Es holten uns Freunde ab, die in Österreich bereits Fuß gefasst hatten und seit dieser Stunde wusste ich bereits als Kind, dass es mir in diesem Land nie schlecht gehen würde, denn ich durfte zum ersten Mal Milka-Schokolade essen. Diese war damals noch in Alufolie verpackt und schmeckte für mich wie der Himmel auf Erden. Ich kann mich noch daran erinnern, als ob es gestern gewesen wäre. (Der Geschmack hat sich seitdem stark verändert und ist nicht mehr derselbe.)

Lager Traiskirchen

Im Lager in Traiskirchen, wo wir anfänglich untergebracht wurden, versuchten meine Eltern mich oftmals abzulenken, von den Geschehnissen, die dort Alltag waren. Dies wurde mir erst später, im Erwachsenenalter bewusst. Männer und Frauen, Familien – viel zu viele Menschen, alle auf engstem Raum, kreuz und quer durchgemischtes Chaos. Es funktionierte irgendwie.

Übergriffe auf weibliche Personen und laute Konfrontationen zwischen frustrierten, männlichen Flüchtlingen, bekam ich immer wieder nur am Rande mit. Meine Eltern waren stets darum bemüht, mir Dinge kindgerecht zu erklären, oder eben, mich schnell woanders hinzubringen.

Gerüche, Geschmäcker und Spielsachen

Ich kann mich an den Geruch von frisch aufgebackenen Semmeln und schwarzem Tee aus der Kantine erinnern. Und an Nutella (die noch immer so schmeckt wie vor 27 Jahren). Der Duft aus einigen Bäckereien heutzutage, erinnert mich noch heute an die Lager-Zeit von damals.

In der Kantine schenkte mir mein Vater auch mein erstes Stofftier in Österreich, das ich noch immer besitze. Ein kleiner, grauer Plüschigel. Es war ab diesem Zeitpunkt das Kostbarste, was ich besaß.

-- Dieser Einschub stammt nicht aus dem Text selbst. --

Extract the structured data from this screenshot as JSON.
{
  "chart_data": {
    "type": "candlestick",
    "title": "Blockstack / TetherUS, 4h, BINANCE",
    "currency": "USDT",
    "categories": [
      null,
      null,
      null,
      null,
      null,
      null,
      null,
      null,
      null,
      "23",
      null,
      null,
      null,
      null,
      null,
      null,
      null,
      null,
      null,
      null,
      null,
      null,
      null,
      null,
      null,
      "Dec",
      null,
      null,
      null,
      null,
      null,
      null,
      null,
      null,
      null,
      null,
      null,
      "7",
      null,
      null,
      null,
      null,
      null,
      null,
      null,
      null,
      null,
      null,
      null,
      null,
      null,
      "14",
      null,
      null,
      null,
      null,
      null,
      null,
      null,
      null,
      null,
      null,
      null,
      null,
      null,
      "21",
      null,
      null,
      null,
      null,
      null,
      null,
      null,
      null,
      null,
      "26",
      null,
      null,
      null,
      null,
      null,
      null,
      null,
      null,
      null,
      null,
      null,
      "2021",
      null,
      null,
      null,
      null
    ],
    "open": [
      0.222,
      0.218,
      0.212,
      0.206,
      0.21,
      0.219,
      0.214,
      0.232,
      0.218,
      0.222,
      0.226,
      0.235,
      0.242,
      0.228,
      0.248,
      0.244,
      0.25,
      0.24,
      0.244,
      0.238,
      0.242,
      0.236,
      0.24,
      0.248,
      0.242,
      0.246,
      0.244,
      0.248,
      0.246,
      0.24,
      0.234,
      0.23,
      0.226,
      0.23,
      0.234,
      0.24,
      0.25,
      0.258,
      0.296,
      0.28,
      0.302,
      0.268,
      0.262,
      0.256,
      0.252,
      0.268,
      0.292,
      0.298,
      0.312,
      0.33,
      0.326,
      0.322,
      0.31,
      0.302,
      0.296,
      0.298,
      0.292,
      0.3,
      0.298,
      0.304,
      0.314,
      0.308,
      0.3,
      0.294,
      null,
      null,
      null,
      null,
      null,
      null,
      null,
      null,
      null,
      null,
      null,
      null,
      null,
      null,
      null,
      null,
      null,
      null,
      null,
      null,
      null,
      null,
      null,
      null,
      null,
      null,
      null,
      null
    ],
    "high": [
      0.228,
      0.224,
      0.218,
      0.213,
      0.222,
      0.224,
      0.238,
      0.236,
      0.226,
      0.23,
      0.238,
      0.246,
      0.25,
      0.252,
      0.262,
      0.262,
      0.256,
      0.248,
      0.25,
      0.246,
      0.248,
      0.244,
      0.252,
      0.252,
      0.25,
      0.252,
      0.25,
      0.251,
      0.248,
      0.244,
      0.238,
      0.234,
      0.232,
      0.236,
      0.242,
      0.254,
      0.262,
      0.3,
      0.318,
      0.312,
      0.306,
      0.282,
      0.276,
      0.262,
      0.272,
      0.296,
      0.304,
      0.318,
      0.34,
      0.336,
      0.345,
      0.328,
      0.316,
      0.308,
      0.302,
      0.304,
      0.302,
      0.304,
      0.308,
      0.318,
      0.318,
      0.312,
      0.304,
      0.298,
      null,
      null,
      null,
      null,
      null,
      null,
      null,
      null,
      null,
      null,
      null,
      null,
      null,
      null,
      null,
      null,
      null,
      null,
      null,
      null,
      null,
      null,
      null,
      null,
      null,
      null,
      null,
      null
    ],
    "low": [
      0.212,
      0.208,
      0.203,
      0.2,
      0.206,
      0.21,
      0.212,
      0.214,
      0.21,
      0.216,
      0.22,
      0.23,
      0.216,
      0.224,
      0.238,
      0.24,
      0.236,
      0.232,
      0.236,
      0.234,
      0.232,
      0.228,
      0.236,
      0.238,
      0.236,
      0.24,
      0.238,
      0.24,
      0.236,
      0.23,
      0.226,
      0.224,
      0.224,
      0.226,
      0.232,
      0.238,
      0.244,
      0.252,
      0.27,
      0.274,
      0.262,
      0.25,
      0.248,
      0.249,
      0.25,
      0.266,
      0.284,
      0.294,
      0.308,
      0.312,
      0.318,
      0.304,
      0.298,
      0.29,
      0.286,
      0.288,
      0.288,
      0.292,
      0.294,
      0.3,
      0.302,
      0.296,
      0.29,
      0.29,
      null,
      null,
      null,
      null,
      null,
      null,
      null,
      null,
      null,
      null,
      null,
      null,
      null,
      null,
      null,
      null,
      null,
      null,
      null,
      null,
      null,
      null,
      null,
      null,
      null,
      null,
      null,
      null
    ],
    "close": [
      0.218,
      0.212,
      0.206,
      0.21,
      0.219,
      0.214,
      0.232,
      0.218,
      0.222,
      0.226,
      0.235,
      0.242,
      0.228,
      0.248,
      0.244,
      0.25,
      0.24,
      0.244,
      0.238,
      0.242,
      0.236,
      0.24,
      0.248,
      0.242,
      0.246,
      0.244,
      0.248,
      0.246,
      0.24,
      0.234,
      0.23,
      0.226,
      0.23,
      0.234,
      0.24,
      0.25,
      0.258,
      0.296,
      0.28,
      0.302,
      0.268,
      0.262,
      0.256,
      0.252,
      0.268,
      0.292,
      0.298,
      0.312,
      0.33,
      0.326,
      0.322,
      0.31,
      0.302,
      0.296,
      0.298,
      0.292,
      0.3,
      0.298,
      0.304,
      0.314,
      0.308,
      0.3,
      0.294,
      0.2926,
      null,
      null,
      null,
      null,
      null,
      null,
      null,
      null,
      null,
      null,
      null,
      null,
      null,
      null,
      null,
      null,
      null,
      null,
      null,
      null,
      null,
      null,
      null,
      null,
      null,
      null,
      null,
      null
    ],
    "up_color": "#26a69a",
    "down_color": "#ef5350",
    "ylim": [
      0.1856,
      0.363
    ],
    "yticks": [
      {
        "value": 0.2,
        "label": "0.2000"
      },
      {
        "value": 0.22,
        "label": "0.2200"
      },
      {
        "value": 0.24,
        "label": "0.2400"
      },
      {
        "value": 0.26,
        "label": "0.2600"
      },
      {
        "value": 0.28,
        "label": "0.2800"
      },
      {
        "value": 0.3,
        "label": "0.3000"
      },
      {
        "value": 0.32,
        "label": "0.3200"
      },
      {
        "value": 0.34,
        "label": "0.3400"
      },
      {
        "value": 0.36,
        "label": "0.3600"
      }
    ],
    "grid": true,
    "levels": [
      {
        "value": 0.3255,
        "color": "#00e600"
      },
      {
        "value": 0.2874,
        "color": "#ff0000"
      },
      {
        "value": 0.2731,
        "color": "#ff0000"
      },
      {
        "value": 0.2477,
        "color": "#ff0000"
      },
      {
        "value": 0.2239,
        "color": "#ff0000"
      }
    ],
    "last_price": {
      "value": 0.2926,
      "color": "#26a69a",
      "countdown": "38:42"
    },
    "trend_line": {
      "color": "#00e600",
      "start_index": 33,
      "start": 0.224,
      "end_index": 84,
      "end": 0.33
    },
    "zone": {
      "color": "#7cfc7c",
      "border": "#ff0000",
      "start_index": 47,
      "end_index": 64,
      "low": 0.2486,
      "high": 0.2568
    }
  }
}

An was ich mich auch sehr gut erinnern kann, war die kleine Kammer, die vollgestopft war mit gespendeten Sachen - vor allem: Spielsachen. Zu diesem Zimmer hatte jedes Kind, eigentlich jede Person, Zutritt, und kam glücklich wieder heraus. Mein Vater holte sich dort Schuhe ab, da die Sohlen seiner eigenen schon komplett durchlöchert waren. Ich verstand, dass es sich in diesem Raum voller Schätze um freiwillig hergegebene Dinge von Österreichern handelte, begriff aber nicht, wieso sie all das nicht mehr haben wollten.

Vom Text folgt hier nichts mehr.